Il secondo è il momento, seppure senz’altro romanzato, nel quale Walt Disney si fa carico della promessa di “salvare”, finalmente, Mr. Banks, riabilitando agli occhi del mondo il nucleo di amore in esso racchiuso dalla scrittrice. Il terapeuta si assume, in qualche modo, il ruolo di genitore, capace di tener fede ad una promessa: esserci fino alla fine del percorso, e accompagnare con pazienza e delicatezza il cammino atto a portare a compimento il processo creativo necessario.

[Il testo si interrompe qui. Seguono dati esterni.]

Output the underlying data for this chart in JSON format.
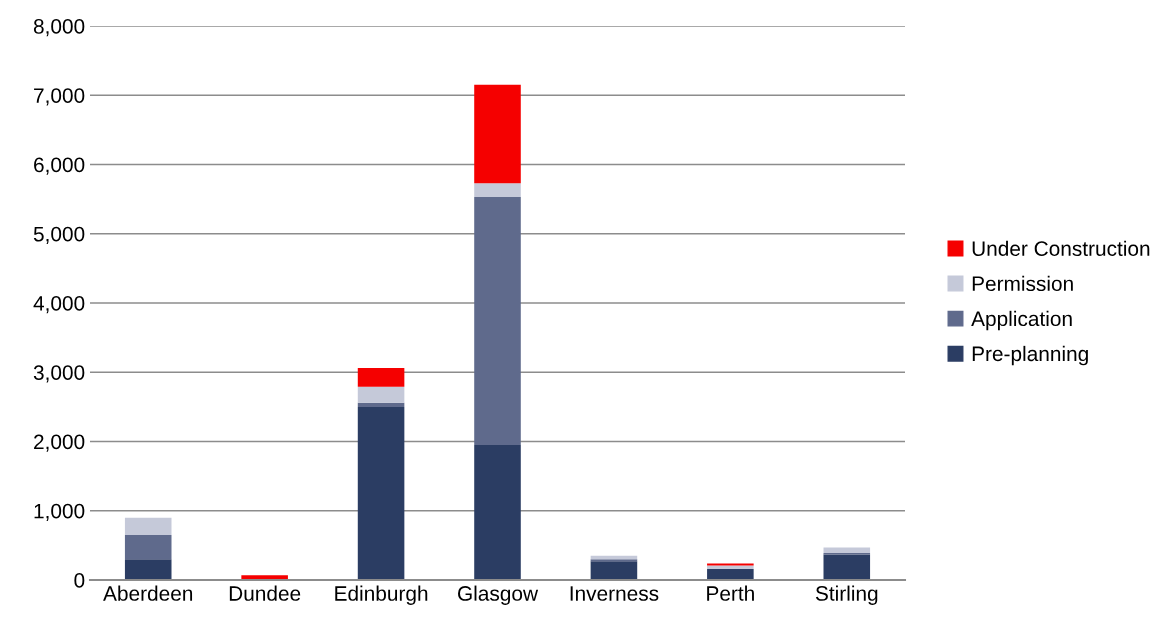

Il terzo, conclusivo, è quello nel quale P. L. Travers, già parzialmente cambiata, assiste alla première del film per vedere con occhi nuovi il personaggio di Mr. Banks, diventato “altro” da quello del libro, e forse, proprio per questo, capace di risoluzione. Il padre, per quanto fallito, alcolizzato, prematuramente scomparso, è pur sempre il padre, amato e fondante, di quella bambina. Riconciliarsi con la sua figura, ri-accoglierla al proprio interno e sentirla compresa da un’altra persona (il terapeuta esperto di immaginario, fuor di metafora) è il primo passo necessario per ritrovare dentro di sé ciò che deve essere salvato per poter, finalmente, sciogliere il nodo interiore e ritrovare pian piano nuove modalità di affrontare la vita, rimanendo se stessi, eppure scoprendosi profondamente trasformati.

Il film disneyano è tutt’altro che perfetto agli occhi della protagonista. La scrittrice ha, alla fine, accettato di scendere a compromessi, affidando qualcosa di preziosissimo (la propria storia, la propria vita) a qualcun altro, lasciandosi accompagnare così, seppur in modo imperfetto, nel percorso atto a rendere visibile e condivisibile un mondo immaginario personale rappresentativo di sé. In modo simile un utente che affronta un percorso arteterapeutico dovrebbe sentirsi accompagnato, con rispetto, delicatezza e, insieme, risolutezza, verso l’espressione portata a compimento di quanto necessario per sciogliere i propri nodi interiori e salvare, così, il proprio “Mr. Banks”.

Marta de Rino


Un anno fuori dai margini

Vedere un bambino all’opera in atelier è un’esperienza unica. Ogni bambino ha il suo modo di procedere, di orientarsi nel materiale, di scegliere cosa usare. Qualcuno arriva con mille idee e, piano piano, “fa ordine” e le realizza tutte…. Qualcuno arriva con un progetto e, con calma e precisione, lo concretizza, arricchendolo di particolari…. Qualcuno sembra non avere in mente niente, ma si lascia conquistare e guidare dal materiale a disposizione.

Ogni volta è una sorpresa stupefacente.

Ma questo, forse, non accade ovunque. Forse c’è bisogno di un luogo accogliente, ricco di stimoli variegati, e di adulti preparati ad accompagnare il naturale processo creativo, insito in ogni creatura….ma a volte sopìto, o, nel tempo, omologato.

Forse c’è bisogno di adulti che creino, intorno al bambino, lo spazio necessario, senza aspettarsi un certo risultato, il raggiungimento di un obiettivo, la realizzazione di un prodotto.

Forse c’è bisogno di adulti che sappiano, loro per primi, uscire dai loro schemi, che percorrono i soliti binari, immaginano le cose “già viste”, presumono di conoscere “tutto”.

Gli orizzonti di un bambino sono molto più vasti dei margini in cui cerchiamo di trattenerli.

In Atelier Cenisio cerchiamo di fare questo.

E essere li, mentre un bambino è all’opera, è davvero uno spettacolo.